Highlighting the proposed budget, the finance minister said, "I am proposing to reduce the rate of income tax deduction on certain products, including essential commodities, to alleviate the current capital deficit in the hands of traders and rationalize the tax at source in view of the situation caused by the epidemic coronavirus."

"At present, the maximum rate of withholding income tax is 5 per cent for the supply of essential commodities such as rice, flour, potatoes, onions, garlic, etc. at the local level, which I am proposing to fix at 2 per cent irrespective of the base price."

‘Currently the maximum rate of withholding income tax on supply of locally collected MS scape is 5 per cent.
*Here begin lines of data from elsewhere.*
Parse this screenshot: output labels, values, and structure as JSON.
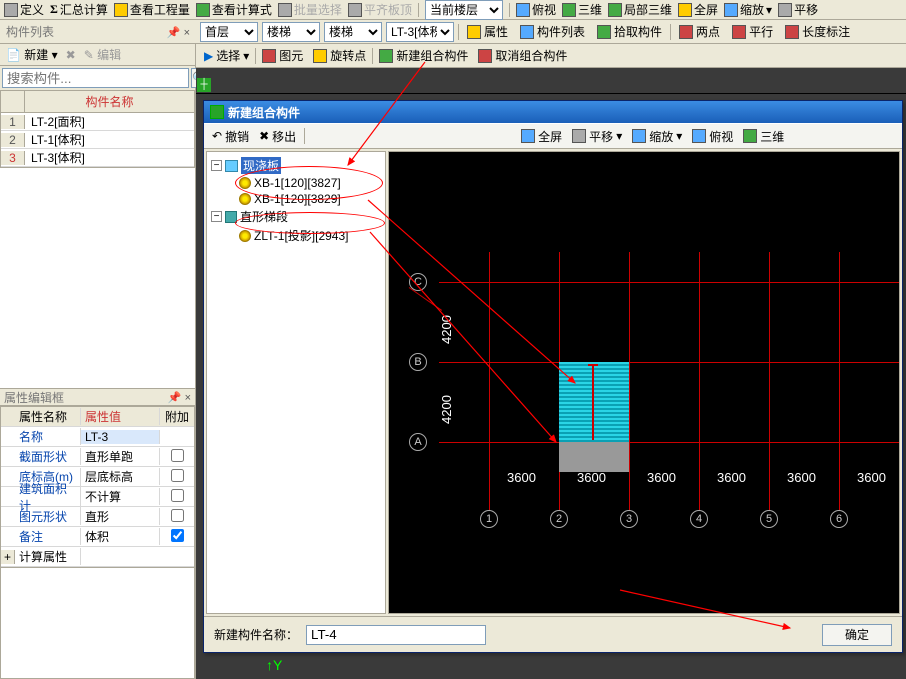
{
  "toolbar_top": {
    "items": [
      "定义",
      "汇总计算",
      "查看工程量",
      "查看计算式",
      "批量选择",
      "平齐板顶"
    ],
    "floor_combo": "当前楼层",
    "view_items": [
      "俯视",
      "三维",
      "局部三维",
      "全屏",
      "缩放",
      "平移"
    ]
  },
  "toolbar_row2": {
    "left_title": "构件列表",
    "combos": [
      "首层",
      "楼梯",
      "楼梯",
      "LT-3[体积"
    ],
    "buttons": [
      "属性",
      "构件列表",
      "拾取构件",
      "两点",
      "平行",
      "长度标注"
    ]
  },
  "toolbar_row3": {
    "buttons": [
      "选择",
      "图元",
      "旋转点",
      "新建组合构件",
      "取消组合构件"
    ]
  },
  "sidebar": {
    "new_btn": "新建",
    "edit_btn": "编辑",
    "search_placeholder": "搜索构件...",
    "header": "构件名称",
    "rows": [
      {
        "n": "1",
        "name": "LT-2[面积]"
      },
      {
        "n": "2",
        "name": "LT-1[体积]"
      },
      {
        "n": "3",
        "name": "LT-3[体积]"
      }
    ],
    "prop_title": "属性编辑框",
    "prop_headers": {
      "c1": "属性名称",
      "c2": "属性值",
      "c3": "附加"
    },
    "prop_rows": [
      {
        "name": "名称",
        "value": "LT-3",
        "chk": false,
        "link": true,
        "hl": true
      },
      {
        "name": "截面形状",
        "value": "直形单跑",
        "chk": false,
        "link": true
      },
      {
        "name": "底标高(m)",
        "value": "层底标高",
        "chk": false,
        "link": true
      },
      {
        "name": "建筑面积计",
        "value": "不计算",
        "chk": false,
        "link": true
      },
      {
        "name": "图元形状",
        "value": "直形",
        "chk": false,
        "link": true
      },
      {
        "name": "备注",
        "value": "体积",
        "chk": true,
        "link": true
      },
      {
        "name": "计算属性",
        "value": "",
        "chk": null,
        "link": false,
        "expand": "+"
      }
    ]
  },
  "dialog": {
    "title": "新建组合构件",
    "toolbar": [
      "撤销",
      "移出",
      "全屏",
      "平移",
      "缩放",
      "俯视",
      "三维"
    ],
    "tree": {
      "n1": "现浇板",
      "n1_children": [
        "XB-1[120][3827]",
        "XB-1[120][3829]"
      ],
      "n2": "直形梯段",
      "n2_children": [
        "ZLT-1[投影][2943]"
      ]
    },
    "bottom_label": "新建构件名称：",
    "bottom_value": "LT-4",
    "ok_label": "确定"
  },
  "canvas": {
    "h_dims": [
      "3600",
      "3600",
      "3600",
      "3600",
      "3600",
      "3600"
    ],
    "v_dims": [
      "4200",
      "4200"
    ],
    "col_labels": [
      "1",
      "2",
      "3",
      "4",
      "5",
      "6"
    ],
    "row_labels": [
      "A",
      "B",
      "C"
    ]
  }
}
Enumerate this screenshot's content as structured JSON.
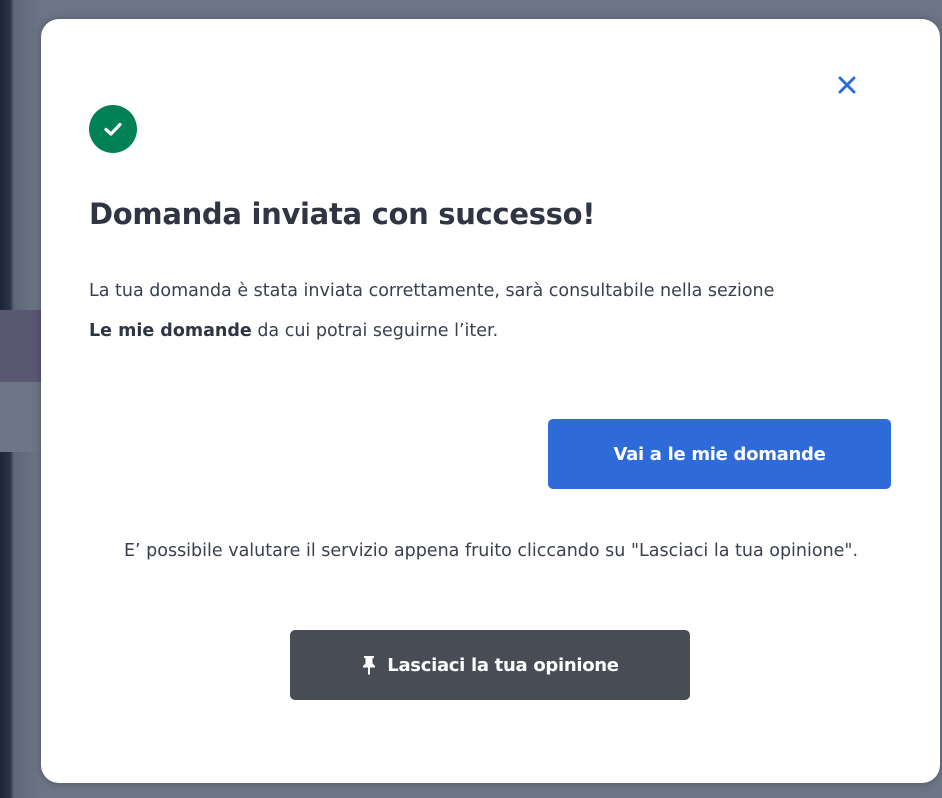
{
  "modal": {
    "title": "Domanda inviata con successo!",
    "message_part1": "La tua domanda è stata inviata correttamente, sarà consultabile nella sezione ",
    "message_bold": "Le mie domande",
    "message_part2": " da cui potrai seguirne l’iter.",
    "primary_button_label": "Vai a le mie domande",
    "rating_text": "E’ possibile valutare il servizio appena fruito cliccando su \"Lasciaci la tua opinione\".",
    "secondary_button_label": "Lasciaci la tua opinione",
    "icons": {
      "close": "close-icon",
      "success": "check-icon",
      "pin": "pin-icon"
    }
  },
  "colors": {
    "success": "#008055",
    "primary": "#2f6bd8",
    "secondary": "#474c55",
    "close": "#2f6bd8"
  }
}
In view of the financial viability of small traders supplying MS Scape locally and for the development of the iron ore manufacturing industry, I propose to fix the rate of income tax deduction at source on the supply of locally collected MS Scape excluding the base price.

At present, 5 per cent advance income tax is collected on garlic and sugar imports. I am proposing to reduce this rate from 5 per cent to 2 per cent, ”said Finance Minister AHM Mustafa Kamal.

‘In addition, 5 per cent advance income tax is currently levied on the import of raw materials used for poultry feed production. In order to develop the poultry industry, I am proposing this advance income tax of 2 per cent instead of 5 per cent.